Ivan Ivanovich Belsky (Russian: Ива́н Ива́нович Бе́льский. 6 January 1719, Saint Petersburg — 13 January 1799, Saint Petersburg) was a Russian painter. He was part of the "Belsky Dynasty" of painters of the Eighteenth Century and one of the first teachers at the Imperial Academy of Arts, where he taught history painting.

==Biography==
In 1740, together with his brother Alexei Ivanovich, he was enrolled at the "Канцелярия от строений" (Chancellory of Buildings), where he studied under Ivan Vishnyakov and others. While there, he participated in drawing up plans for the cathedral of the Alexander Nevsky Monastery.

He worked on the interior design of many Royal residences, especially the Peterhof Palace. Furthermore, in 1755 he painted imitations of amber in the construction of the famous Amber Room in the Catherine Palace of Tsarskoye Selo. In 1769, he became a full member of the Academy.
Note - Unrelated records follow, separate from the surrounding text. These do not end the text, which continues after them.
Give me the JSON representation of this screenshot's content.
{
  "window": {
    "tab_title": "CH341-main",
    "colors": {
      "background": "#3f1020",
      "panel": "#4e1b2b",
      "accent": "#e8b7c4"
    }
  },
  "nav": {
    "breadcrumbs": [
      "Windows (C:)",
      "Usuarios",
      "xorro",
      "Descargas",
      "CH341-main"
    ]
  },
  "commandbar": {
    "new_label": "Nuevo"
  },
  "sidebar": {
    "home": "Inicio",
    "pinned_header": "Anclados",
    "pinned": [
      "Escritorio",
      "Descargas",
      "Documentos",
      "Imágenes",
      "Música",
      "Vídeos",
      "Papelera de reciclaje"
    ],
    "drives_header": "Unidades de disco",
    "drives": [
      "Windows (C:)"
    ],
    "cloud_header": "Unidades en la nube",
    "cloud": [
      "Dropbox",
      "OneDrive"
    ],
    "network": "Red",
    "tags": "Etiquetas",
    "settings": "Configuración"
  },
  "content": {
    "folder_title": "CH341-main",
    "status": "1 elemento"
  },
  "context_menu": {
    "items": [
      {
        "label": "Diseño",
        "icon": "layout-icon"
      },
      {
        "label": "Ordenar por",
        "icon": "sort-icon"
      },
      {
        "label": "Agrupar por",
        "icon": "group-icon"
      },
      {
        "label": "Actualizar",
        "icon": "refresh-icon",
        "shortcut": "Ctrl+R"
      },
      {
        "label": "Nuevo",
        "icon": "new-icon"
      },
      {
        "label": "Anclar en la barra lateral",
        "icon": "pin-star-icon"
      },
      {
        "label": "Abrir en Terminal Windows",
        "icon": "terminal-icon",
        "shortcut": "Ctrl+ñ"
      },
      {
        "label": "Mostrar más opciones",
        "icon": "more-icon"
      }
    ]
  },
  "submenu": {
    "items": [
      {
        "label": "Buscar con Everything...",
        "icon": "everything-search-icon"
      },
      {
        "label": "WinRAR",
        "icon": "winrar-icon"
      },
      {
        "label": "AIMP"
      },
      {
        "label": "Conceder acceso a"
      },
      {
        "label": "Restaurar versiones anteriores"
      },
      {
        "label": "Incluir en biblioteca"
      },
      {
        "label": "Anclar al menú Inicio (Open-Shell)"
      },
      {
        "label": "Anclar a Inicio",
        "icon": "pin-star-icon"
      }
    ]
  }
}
He subsequently became the supervisor of Mikhail Lomonosov's mosaic workshop and painted icons for the Grand Church of the Winter Palace.

His free-standing art works are few. The best known are "Архиерей во время служения литургии" (Bishop Presenting the Divine Liturgy, 1770), and "Голова апостола Петра" (Head of the Apostle Peter, 1783), both in the Tretyakov Gallery. His son, Mikhail Ivanovich Belsky, also became a painter.